During 1955, Dr. Pittman agreed to serve as president of the Washington Academy of Sciences, which was a one-year term. In 1958, her years of tireless research were rewarded when she was named Chief of the Laboratory of Bacterial Products, a post she held until her retirement in 1971. The first woman to head an NIH laboratory, Pittman never complained about sex discrimination, but for historians looking back, it is hard not to wonder whether a man who arrived at any institution with an international reputation for research achievements equivalent to hers would have been made to wait twenty years for such advancement.

During the 1960s, Pittman worked with the Cholera Research Laboratory in Dacca, East Pakistan (now Bangladesh) on a Southeast Asia Treaty Organization (SEATO) project headed by Dr. Joseph E. Smadel, an associate director at NIH. After Smadel's sudden death in 1963, Pittman served as project director for five years. With her colleagues, she demonstrated that the potency assay of the cholera vaccine was directly related to the effectiveness of the vaccine.
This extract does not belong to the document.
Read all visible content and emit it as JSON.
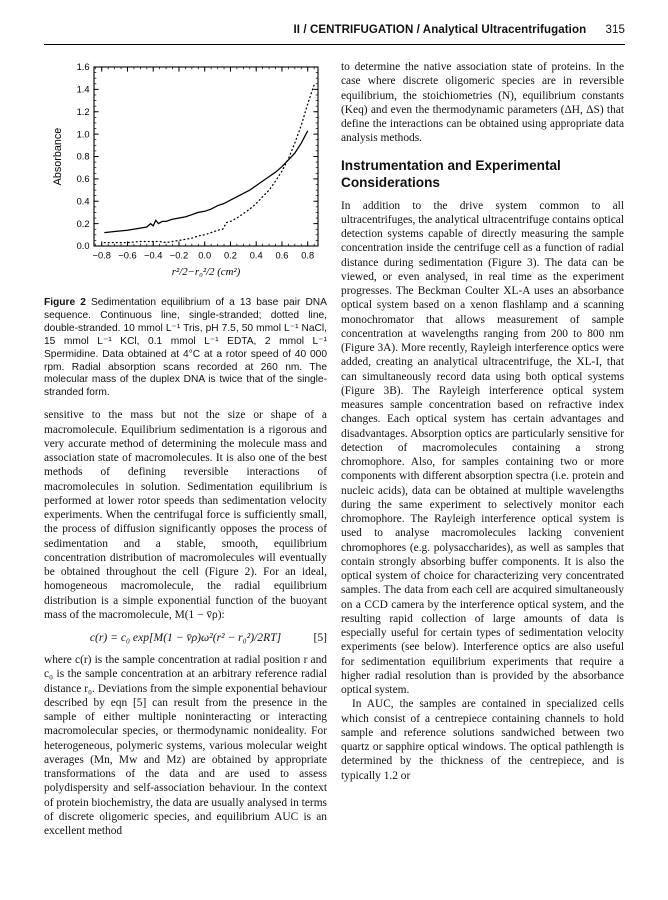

Pittman also served as a consultant to the World Health Organization in formulating the WHO requirement for cholera vaccine. She participated in WHO comparative laboratory assays of typhoid vaccines and contributed to the development of revised U.S. standards. Finally, with NIH colleagues, Pittman worked out standards for a single injection of tetanus toxoid in pregnant women to protect newborns who, in rural areas of New Guinea, were often delivered unaided and left for a period of time on the bare ground.

In 1971, Pittman officially retired at the age of 70, but continued to work at the NIH as an "unpaid consultant." During her prolific career, Dr. Pittman was the recipient of numerous awards, including an honorary LL.D. from Hendrix College and the Federal Woman's Award in 1970. To recognize her mother's hard work in helping her and her siblings pay for their college education at Hendrix, Pittman in 1981 created the Virginia A. McCormick Pittman Distinguished Professorship. She received the EMD Millipore Alice C. Evans Award from the American Society for Microbiology in 1990. In 1994, she was honored with an NIH Lectureship in her name. A collection of her papers is held at the NIH's National Library of Medicine in Bethesda, Maryland and an oral history is available from the Office of NIH History. Dr. Pittman died on August 19, 1995, in Cheverly, Maryland and is buried in Prairie Grove, Arkansas.